Biden has an easy choice to make: let the Fed do its job, and hope the strength of the US economy can keep it out of a downturn in three years.
There was a choice to be made between boosting short-term economic growth and fighting inflation. The wrong choice can be very damaging.
The new Conservative government in the UK had a rough start. A mini-budget that proposed tax cuts for the wealthy was unveiled by the Prime Minister. The aim was to boost economic growth and reduce the chances of a recession.
The investors didn't think that way. The British pound fell to a record low against the US dollar, while gilts fell as well. The economists argued that the proposal would cause the government's deficit to be sharply higher and cause inflation to be even worse. The Bank of England bought unlimited bonds in order to prevent a financial crisis.
Most of the damage was done by that time. Increased concern about the government's financial health resulted in higher gilt yields. The central bank's plan to start selling bonds was undermined by the actions of the central bank. The weakened pound made imports much more expensive.
45 days after she took office, the prime minister resigned. The market carnage made it clear that the rebuke will be swift and severe if the government ever proposes such a misguided economic policy. Her mini-budget is the main reason that she will be the shortest-serving PM.
The prime minister had a less than ideal start to her tenure. The UK economy was already suffering from high energy prices and was expected to get worse in the next few years. The Bank of England had raised interest rates to slow the economy and rein in price growth.
The mini-budget was proposed to address concerns about the economic downturn. It was the worst of the two battles to fight.
The way in which the government is structured made a big difference in the first weeks of fall. With the Conservative Party holding a healthy majority in the House of Commons, there were few obstacles to be overcome. Markets were unsure if the prime minister would push the package through the legislative body or cave to outside pressure until she reversed her stance.
The role of a contest between members of the Conservative Party was secured by Truss after Boris Johnson's exit. She didn't face the same pressures as a publicly elected leader.
The checks and balances in the US government make it hard for rapid-fire economic policy to happen. The same factors that slow congress keep unpopular proposals from becoming law. The Senate's ability to hold up Republicans' efforts throughout the Trump presidency is currently the same as it is for Democrats. The package would die in congress if Biden or Trump had proposed it.
The market reaction was worsened by the fact that the mini-budget could have easily been pushed through Parliament. Without effective checks delaying or stopping the proposal, investors rushed for the exit, fearing that the plan would cause a new crisis in the UK.
Market volatility is dulled by the lengthy and unpredictable process needed to pass laws.

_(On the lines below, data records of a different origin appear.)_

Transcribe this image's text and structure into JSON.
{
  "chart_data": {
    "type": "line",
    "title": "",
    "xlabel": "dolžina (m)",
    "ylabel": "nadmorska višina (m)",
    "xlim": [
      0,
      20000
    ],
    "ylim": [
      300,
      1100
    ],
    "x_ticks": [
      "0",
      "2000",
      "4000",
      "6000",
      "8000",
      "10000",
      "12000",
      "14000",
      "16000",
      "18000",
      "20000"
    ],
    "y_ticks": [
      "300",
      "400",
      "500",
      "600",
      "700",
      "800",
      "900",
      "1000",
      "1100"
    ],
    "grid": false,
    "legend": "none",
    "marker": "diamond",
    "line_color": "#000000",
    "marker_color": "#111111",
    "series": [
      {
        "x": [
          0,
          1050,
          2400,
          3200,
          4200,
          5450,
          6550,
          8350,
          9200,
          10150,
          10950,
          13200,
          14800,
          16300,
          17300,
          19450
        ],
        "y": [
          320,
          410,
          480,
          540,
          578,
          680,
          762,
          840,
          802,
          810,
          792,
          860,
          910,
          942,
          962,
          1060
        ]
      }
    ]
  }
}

By the time a tax cut is finalized, traders usually have weeks to price in the policy's economic impacts.
The US is not invulnerable even though it is more insulated from political and financial disasters.
Markets can easily be spooked by the president's questionable policies. Markets were driven lower by Trump's trade war threats. The moves were normalized soon after as economists weighed in and the former president gave ultimatums.
Congress was in session within hours of a market cataclysm. The threshold limits how much the government can borrow to cover its bills for previous spending, and lawmakers have routinely punted the issue down the road. There were passionate debates between Democrats and Republicans over which party should be held responsible for the government's debt.
One day before government debt was set to hit the limit, Biden gave the go-ahead to increase the debt ceiling. Wall Street was worried about whether such a hike could be accomplished. If the limit is not lifted, global confidence in the US dollar will be destroyed.
Moody's Analytics said last year that if Congress hadn't agreed to raise the ceiling, households would have lost billions of dollars in investments and Americans would have been out of work.
Bipartisan action has been spurred by that threat. Markets are growing more fearful that the ceiling could soon be breached because lawmakers have gotten closer to the deadline.
When Republicans take control of the House, the next debt-ceiling squabble will take place in23. The next debate is likely to be more down-to-the-wire than the previous one. The US could be in for an economic catastrophe like the UK experienced in September.